Live: The Loom's Desire is a posthumous livedouble album from American singer-songwriter Laura Nyro released by Rounder Records in 2002. The recordings are made up of Christmas Eve shows that she performed in 1993 and 1994 at The Bottom Line and received positive reviews from critics.
Recording and release
Nyro performed at The Bottom Line each Christmas Eve for years and recorded these two sets with the intention of releasing them as an album.[1] The release was interrupted by her diagnosis of and treatment for ovarian cancer, along with her final recording sessions documented on Angel in the Dark.
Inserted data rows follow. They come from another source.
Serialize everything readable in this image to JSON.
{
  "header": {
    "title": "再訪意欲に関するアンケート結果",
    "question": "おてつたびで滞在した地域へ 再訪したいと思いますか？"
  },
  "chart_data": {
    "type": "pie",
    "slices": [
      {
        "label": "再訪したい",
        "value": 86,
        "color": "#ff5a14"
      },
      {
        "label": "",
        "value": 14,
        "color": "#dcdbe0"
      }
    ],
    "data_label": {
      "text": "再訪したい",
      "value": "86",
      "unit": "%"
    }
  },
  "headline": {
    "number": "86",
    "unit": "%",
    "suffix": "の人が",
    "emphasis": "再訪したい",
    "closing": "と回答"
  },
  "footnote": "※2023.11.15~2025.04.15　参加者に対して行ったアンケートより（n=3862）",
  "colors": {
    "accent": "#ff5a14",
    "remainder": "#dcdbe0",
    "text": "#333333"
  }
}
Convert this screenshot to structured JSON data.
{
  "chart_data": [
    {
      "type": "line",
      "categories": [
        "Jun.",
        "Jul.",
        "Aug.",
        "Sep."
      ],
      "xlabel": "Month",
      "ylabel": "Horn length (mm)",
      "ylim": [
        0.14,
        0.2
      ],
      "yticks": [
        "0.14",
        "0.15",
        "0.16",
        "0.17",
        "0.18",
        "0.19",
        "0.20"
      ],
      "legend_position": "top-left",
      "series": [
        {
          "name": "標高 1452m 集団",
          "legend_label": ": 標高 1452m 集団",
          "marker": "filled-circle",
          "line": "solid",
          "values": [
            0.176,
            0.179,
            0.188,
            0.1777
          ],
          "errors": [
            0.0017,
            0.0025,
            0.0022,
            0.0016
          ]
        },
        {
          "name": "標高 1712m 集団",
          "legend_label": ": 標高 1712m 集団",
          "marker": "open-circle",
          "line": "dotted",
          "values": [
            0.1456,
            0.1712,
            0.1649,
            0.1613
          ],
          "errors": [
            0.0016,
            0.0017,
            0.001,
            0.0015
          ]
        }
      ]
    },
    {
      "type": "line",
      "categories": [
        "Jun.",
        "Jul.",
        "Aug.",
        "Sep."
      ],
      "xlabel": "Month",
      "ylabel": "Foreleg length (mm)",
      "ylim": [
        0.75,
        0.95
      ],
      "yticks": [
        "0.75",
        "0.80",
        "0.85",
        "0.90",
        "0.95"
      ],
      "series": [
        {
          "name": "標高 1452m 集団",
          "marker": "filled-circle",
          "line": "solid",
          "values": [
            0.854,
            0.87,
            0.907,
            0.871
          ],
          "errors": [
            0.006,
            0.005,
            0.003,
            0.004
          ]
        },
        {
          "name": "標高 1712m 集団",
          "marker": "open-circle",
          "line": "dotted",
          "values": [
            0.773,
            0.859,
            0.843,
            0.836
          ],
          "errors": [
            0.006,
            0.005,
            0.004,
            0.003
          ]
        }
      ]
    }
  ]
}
That album as well as these live shows were initially planned for release on a small independent label before being handed over to Rounder Records for a broader release and promotion of Nyro's career.[2]
Reception
Writing for PopMatters, Matt Cibula sums up the recordings as "confident and bold at the same time that she is introspective and cryptic, mysterious and exuberant, the whole package of life wrapped up in one tiny woman who wrote some of the greatest songs of our time".[1] The editorial staff at AllMusic Guide scored the album three out of five stars, with reviewer Thom Jurek calling the album, "as intimate a portrait of Nyro as we are likely to ever get from a recording".[3] In Billboard, Jim Bessman wrote that this set shows Nyro's "incomparable musical resourcefulness".[4] Richard Williams of The Guardian gave this album five out of five stars, summing up his review that "no one ever distilled the essence of uptown soul music with a more exquisite touch".[5] In The Austin Chronicle, Margaret Moser reviewed this album as well as several studio re-releases published around the same time and gave The Loom's Desire three out of five stars, as the album "captures as much of her magic as can be held".[6] Eric Thom of Exclaim! used his review of this album as a brief overview of Nyro's career and calls these recordings "a frighteningly intimate and utterly hypnotic reminder" of the performer's "timeless" body of work.[7]
Angel in the Dark and Live: The Loom's Desire helped reignite interest in Nyro's work, followed by a series of re-releases of her more famous studio albums.[8][9]